The constitutional doctrine on religious liberty is widely known in our society, even if perhaps not in its more detailed nuances. But what is perhaps not as well known is that religious liberty is also, especially since Vatican II, the official teaching of the Catholic Church. Learning what the Catholic teaching is on the matter is important for Catholics living and acting in a pluralist society such as ours.

What eventually came out as Vatican II’s was largely the work of the Jesuit theologian John Courtney Murray, who taught many Filipino Jesuits in the United States including myself, and Bishop Emile De Smedt, of Bruges. Murray considered religious liberty important for himself both as a theologian and as an American living in pluralist America.

Murray himself summed up two essential points of doctrine: “First, it is asserted that every man by right of nature (jure naturae) has the right to the free exercise of religion in society according to the dictates of his personal conscience. This right belongs essentially to the dignity of the human person as such. Secondly, the juridical consequences of this right are asserted, namely, that an obligation falls on other men in society, and upon the state in particular, to acknowledge this personal right, to respect it in practice, and to promote its free exercise.”

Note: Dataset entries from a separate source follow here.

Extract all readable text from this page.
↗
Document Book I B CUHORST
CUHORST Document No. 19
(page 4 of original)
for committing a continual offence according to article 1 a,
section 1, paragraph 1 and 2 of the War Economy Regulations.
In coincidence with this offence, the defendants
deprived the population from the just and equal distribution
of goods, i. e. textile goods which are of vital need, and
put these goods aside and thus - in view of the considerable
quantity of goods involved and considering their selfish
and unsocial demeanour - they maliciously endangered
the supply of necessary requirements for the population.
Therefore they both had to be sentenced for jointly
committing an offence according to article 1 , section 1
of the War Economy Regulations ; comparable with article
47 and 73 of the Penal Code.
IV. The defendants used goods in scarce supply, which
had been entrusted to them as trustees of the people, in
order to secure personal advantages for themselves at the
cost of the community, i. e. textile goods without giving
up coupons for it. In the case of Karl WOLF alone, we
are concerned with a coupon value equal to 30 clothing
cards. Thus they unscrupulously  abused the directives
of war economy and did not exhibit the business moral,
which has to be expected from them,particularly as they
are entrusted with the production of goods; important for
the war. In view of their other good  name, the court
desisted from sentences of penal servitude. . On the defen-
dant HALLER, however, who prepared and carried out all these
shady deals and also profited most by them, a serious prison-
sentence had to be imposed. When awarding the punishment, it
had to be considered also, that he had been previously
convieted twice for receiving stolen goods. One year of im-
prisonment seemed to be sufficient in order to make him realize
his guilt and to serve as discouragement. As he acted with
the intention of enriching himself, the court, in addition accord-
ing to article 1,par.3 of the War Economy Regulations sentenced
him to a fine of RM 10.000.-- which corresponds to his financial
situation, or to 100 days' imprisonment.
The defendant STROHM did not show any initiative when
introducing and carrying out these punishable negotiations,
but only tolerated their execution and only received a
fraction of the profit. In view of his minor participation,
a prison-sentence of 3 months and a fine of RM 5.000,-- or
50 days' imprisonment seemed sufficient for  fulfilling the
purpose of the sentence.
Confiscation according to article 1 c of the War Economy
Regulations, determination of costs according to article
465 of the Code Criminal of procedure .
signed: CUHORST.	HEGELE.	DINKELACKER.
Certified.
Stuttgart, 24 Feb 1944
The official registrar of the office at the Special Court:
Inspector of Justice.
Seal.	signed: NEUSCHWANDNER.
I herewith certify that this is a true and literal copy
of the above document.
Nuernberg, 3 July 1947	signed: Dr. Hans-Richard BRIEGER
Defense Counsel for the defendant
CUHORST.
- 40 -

From this it is obvious that legislators who act for the state must, in formulating laws that affect matters of religious belief, remember that they are dealing not just with a constitutional doctrine but also with a right belonging essentially to the dignity of the human person.

Vatican II found it necessary to announce its official teaching generally for four reasons. First, it wanted to state the true doctrine of the Church as clarified by theological reflection and political experience. Second, the Church wanted to assume “patronage of the dignity of the human person” in an age of tyranny. Third, the Church recognized that now is the age of pluralist societies where men of all religions or no religion must live together in relationships of peace, justice and friendship. Fourth, it was part of the ecumenical hope of the Church, a hope for unity to be nourished in conditions of freedom in human society.

In upholding religious freedom, however, the Church did not mean to proclaim that the human conscience is not bound by any divine laws but only by self-created norms. As Murray again put it, the Church still rejects “a concept of religious freedom that would be based on the ideology of religious indifferentism, that is, on the notion that all religions are equally true, or equally false. Furthermore, the Church today must still reject a concept of religious freedom that would be based on the ideology of doctrinal relativism, that is, on the philosophical notion that there is no objective criterion of truth.”

Indeed, even as we in our Constitution proclaim non-establishment and free exercise of religion, we at the same time implore “the aid of Almighty God in order to build a just and humane society.”